I remembered that night. I would remember it forever. I’d been freaked out by the rapidity with which my life was unraveling, terrified of Rocky O’Bannion, and fully aware that if we didn’t do something about him, he was going to do something very bad and no doubt unspeakably painful to me. I have no delusions about my ability to withstand torture. Barrons was right. I would have said “Do whatever you have to do to keep me safe.” But I didn’t have to like it. And I didn’t have to admit it.

I turned and walked away.

“I want you to go to the Ancient Languages Department at Trinity College tomorrow morning, Ms. Lane.”

I drew up like he’d yanked my leash, and scowled up at the ceiling. Was something Cosmic up there playing tricks on me? Was the whole universe in on a great big let’s-mess-with-Mac joke? The Ancient Languages Department was the only place in all of Dublin I’d made a mental note never to go. “You’re kidding, right?”

“No. Why?”

“Forget it,” I muttered. “What do you want me to do there?”

“Ask for a woman named Elle Masters. She’ll have an envelope for you.”

“Why don’t you go get it yourself?” What did he do all day?

“I’m busy tomorrow.”

“So, go get it tonight.”

“She won’t have it until morning.”

“Then have her send it by courier.”

“Who’s the employer here, Ms. Lane?”

“Who’s the OOP detector?”

“Is there some reason you don’t want to go to the university?”

“No.” I was in no mood to talk about dreamy-eyed guys and dates I could never have.
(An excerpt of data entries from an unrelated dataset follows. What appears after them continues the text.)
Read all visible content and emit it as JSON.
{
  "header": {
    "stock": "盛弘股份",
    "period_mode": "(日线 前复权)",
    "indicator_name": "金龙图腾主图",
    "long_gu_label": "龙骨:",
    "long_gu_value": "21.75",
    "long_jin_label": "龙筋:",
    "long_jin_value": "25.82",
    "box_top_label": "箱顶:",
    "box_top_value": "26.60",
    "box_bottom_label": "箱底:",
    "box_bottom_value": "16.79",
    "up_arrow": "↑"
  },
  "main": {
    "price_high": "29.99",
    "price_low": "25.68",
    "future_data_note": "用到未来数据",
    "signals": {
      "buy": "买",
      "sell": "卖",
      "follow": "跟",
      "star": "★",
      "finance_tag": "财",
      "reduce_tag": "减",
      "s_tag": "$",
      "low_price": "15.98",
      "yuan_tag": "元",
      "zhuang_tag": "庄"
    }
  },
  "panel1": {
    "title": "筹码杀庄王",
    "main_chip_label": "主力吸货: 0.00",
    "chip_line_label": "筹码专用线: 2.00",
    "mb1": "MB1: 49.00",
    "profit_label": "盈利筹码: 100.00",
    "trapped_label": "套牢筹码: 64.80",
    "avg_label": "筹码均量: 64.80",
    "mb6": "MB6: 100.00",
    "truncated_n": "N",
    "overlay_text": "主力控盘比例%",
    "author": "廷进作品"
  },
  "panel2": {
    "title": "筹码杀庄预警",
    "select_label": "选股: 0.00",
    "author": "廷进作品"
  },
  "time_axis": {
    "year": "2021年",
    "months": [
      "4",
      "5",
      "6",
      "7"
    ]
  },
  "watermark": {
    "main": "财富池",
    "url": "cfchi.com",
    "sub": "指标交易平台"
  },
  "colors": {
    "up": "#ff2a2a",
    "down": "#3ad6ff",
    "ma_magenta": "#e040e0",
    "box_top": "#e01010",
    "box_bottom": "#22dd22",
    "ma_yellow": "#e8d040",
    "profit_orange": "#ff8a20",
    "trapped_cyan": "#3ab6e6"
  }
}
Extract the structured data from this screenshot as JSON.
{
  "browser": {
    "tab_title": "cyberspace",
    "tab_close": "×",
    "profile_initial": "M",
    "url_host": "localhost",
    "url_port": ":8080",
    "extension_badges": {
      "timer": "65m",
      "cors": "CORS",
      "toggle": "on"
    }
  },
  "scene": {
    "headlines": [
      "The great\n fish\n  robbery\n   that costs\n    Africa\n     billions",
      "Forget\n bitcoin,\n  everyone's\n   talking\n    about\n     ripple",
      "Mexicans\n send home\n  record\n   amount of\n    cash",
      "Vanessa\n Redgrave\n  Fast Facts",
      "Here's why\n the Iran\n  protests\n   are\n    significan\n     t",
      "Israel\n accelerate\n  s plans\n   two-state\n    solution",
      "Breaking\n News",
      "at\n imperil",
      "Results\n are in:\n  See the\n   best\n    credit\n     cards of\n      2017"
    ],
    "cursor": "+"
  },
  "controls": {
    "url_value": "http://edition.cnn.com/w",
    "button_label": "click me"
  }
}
“Then what, Ms. Lane, is your problem?”

“Shouldn’t I be afraid the Lord Master might get me while I’m out and about?”

“Were you worrying about that tonight when you were letting Derek O’Bannion shovehis tongue down your throat?”

I stiffened. “He was walking into the Dark Zone, Barrons.”

“So? One less problem for us.”

I shook my head. “I’m not you, Barrons. I’m not dead inside.”

His smile was ten shades of ice. “So what did you do? Run after him and offer yourself on a silver platter to get him to turn around?”

Pretty much. And then I’d had to spend the next three and a half hours in a downtown club, dancing and flirting with him, and trying to keep his hands off me, while Inspector Jayne watched from a corner table. Trying to use up so much of his time that he would be disinclined to go back and search the Dark Zone tonight. Eventually trying to beg off nicely, and failing.

Like his brother, Derek O’Bannion was used to getting his way, and if he didn’t, he pushed harder. In my blind determination to avert culpability in another death, I’d forgotten he was related to the man who’d brutally murdered twenty-seven people in a single night to get what he wanted.

By eleven-thirty, I’d had as much as I could take. With each drink he tossed back, he’d sprouted more hands and a worse attitude. I hadn’t been able to extricate myself gracefully so, in a fit of desperation, I’d excused myself for the bathroom, and tried to sneak out a side door. I’d figured I would call him tomorrow, pretend I’d gotten sick, and if he asked me out again, evade, procrastinate, and lie. I really hadn’t wanted another O’Bannion pissed off at me in this city. One had been bad enough.

He’d caught me outside the bathroom, shoved me into a wall, and kissed me so brutally that I hadn’t been able to breathe. Flattened between his body and a brick wall, I’d grown light-headed from lack of oxygen. My mouth still felt swollen, bruised. I’d seen the excitement in his eyes and known he was a man turned on by a woman’s helplessness. I’d remembered his brother’s restaurant, the carefully coiffed and tightly controlled women, how the waiters were forbidden to serve a woman a meal or a drink unless a man ordered for them. O’Bannions were not nice men.

When I’d finally wrested myself free, I’d made a scene, loudly accusing him of forcing his attentions on me when I’d already told him a dozen times I wasn’t interested. If he’d been anyone else, the bouncers would have tossed him out of the club, but in Dublin, nobody tosses an O’Bannion. They’d thrown me out instead. The tape-to-my-derriere inspector had watched it all through narrowed eyes, arms folded, without lifting a finger to help me.

I made another enemy in this city tonight, as if I didn’t already have enough.

Still, I’d accomplished my goal and it hadn’t been an easy one to tackle.